Zainteresowanie w mediach ewentualnym zakupem przez niemiecki koncern RWE akcji polskiej spółki energetycznej Enea wzrosło po tym, jak dziennik "Handelsblatt" napisał, że Niemcy chwilowo rezygnują z zakupu polskiej firmy, ponieważ jest dla nich za droga. Gazeta twierdzi, że akcje Enei z 14 złotych wzrosły do 25 złotych, a RWE nie jest skłonny tyle zapłacić. Jako że RWE zamierza kupić 67 proc. akcji wartych około 2,3 miliarda euro, koszt zakupu wyniósłby 1,5 miliarda, co - zdaniem dziennikarzy - na razie jest zbyt wysoką ceną dla niemieckiego koncernu.
Nie wiadomo, czy Niemcy poprzez podawanie spekulacji o zbyt drogich akcjach grupy Enea próbują obniżyć cenę, ale faktem jest, że na razie koncern ten posiada wyłączność na negocjacje w sprawie zakupu kolejnego pakietu Enei. "Handelsblatt" przyznaje, że polski rząd zmaga się z powiększającą się dziurą budżetową, którą musi załatać właśnie pieniędzmi z prywatyzacji.
Niemiecka gazeta informuje, że proces prywatyzacji Enei od początku nie przebiegał zgodnie z oczekiwaniem rządu, gdyż najpierw prywatyzacji sprzeciwili się związkowcy, którzy zatrzymali 9 proc. akcji, a obecnie szwedzki koncern Vattenfall rozważa możliwość złożenia protestu.
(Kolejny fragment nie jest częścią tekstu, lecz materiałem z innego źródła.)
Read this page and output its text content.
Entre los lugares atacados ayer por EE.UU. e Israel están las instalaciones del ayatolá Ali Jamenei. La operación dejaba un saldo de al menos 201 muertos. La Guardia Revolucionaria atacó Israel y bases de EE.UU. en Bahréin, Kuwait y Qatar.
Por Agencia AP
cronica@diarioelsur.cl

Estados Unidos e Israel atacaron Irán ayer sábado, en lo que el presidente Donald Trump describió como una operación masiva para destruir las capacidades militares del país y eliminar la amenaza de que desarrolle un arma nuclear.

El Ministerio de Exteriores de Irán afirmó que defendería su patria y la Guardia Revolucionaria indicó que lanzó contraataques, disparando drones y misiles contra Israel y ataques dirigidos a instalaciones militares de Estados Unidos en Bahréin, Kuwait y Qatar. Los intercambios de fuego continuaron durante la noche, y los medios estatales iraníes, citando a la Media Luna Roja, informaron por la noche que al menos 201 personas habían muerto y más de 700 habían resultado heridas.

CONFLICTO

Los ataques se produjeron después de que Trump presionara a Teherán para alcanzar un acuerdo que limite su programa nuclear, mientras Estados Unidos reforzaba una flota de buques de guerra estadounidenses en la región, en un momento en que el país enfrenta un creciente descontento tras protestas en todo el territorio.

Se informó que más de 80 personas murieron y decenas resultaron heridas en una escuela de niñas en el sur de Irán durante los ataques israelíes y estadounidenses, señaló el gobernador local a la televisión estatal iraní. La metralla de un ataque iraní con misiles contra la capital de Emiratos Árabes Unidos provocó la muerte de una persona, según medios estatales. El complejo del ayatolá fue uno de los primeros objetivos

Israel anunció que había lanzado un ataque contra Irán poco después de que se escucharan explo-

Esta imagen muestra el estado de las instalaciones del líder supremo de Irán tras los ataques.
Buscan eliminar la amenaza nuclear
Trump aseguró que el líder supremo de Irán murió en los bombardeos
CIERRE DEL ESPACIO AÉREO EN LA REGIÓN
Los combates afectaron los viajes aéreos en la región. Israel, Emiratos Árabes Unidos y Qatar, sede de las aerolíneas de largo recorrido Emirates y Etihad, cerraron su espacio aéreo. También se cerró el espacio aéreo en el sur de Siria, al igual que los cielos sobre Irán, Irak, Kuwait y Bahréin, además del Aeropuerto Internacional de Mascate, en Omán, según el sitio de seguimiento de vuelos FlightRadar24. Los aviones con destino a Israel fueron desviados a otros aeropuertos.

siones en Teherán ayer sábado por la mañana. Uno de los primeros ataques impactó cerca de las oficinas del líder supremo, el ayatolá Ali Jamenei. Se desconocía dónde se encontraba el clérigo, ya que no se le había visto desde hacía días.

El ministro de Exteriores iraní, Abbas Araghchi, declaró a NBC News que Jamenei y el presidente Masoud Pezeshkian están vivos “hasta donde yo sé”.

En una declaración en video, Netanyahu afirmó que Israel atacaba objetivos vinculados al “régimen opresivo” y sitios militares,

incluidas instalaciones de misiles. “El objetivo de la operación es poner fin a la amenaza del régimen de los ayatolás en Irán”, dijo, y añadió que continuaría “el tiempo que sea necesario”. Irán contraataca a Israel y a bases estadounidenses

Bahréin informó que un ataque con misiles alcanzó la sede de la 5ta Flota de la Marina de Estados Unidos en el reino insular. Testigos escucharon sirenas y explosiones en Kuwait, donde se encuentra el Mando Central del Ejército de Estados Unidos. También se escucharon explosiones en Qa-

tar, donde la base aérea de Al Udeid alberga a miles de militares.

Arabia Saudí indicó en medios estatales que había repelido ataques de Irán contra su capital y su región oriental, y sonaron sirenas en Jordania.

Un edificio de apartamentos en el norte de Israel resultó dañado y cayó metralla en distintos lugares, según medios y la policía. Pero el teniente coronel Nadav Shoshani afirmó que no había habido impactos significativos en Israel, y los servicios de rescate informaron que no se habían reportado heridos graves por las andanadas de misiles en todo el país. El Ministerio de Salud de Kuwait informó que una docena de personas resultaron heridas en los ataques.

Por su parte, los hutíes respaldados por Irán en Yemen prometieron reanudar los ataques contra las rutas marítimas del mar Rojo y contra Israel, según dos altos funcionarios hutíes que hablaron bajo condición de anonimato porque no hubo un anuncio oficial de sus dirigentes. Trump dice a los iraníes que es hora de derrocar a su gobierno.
Szwedzi zarzucają Polakom, że faworyzowali niemiecki koncern RWE.
Enea byłaby bardzo atrakcyjnym kąskiem dla niemieckiego koncernu, ponieważ polski rynek energetyczny rośnie bardzo intensywnie, a polska gospodarka w porównaniu z innymi krajami Unii rozwija się dużo szybciej. "Enea posiada 15 proc. rynku, czyli około 2,5 miliona klientów, z obrotami rocznymi ponad 1,7 miliarda euro" - zauważa niemiecki dziennik, cytując analityka rynku Matthiasa Hecka von Sala, który przyznaje, że strategicznie rzecz biorąc, kupno grupy Enea jest dla Niemców bardzo opłacalne. RWE automatycznie stałby się trzecim graczem na większości segmentów rynku energii w Polsce, a przedstawiciele koncernu przyznają, że są zainteresowani ekspansją na rynki Europy Środkowej i Wschodniej.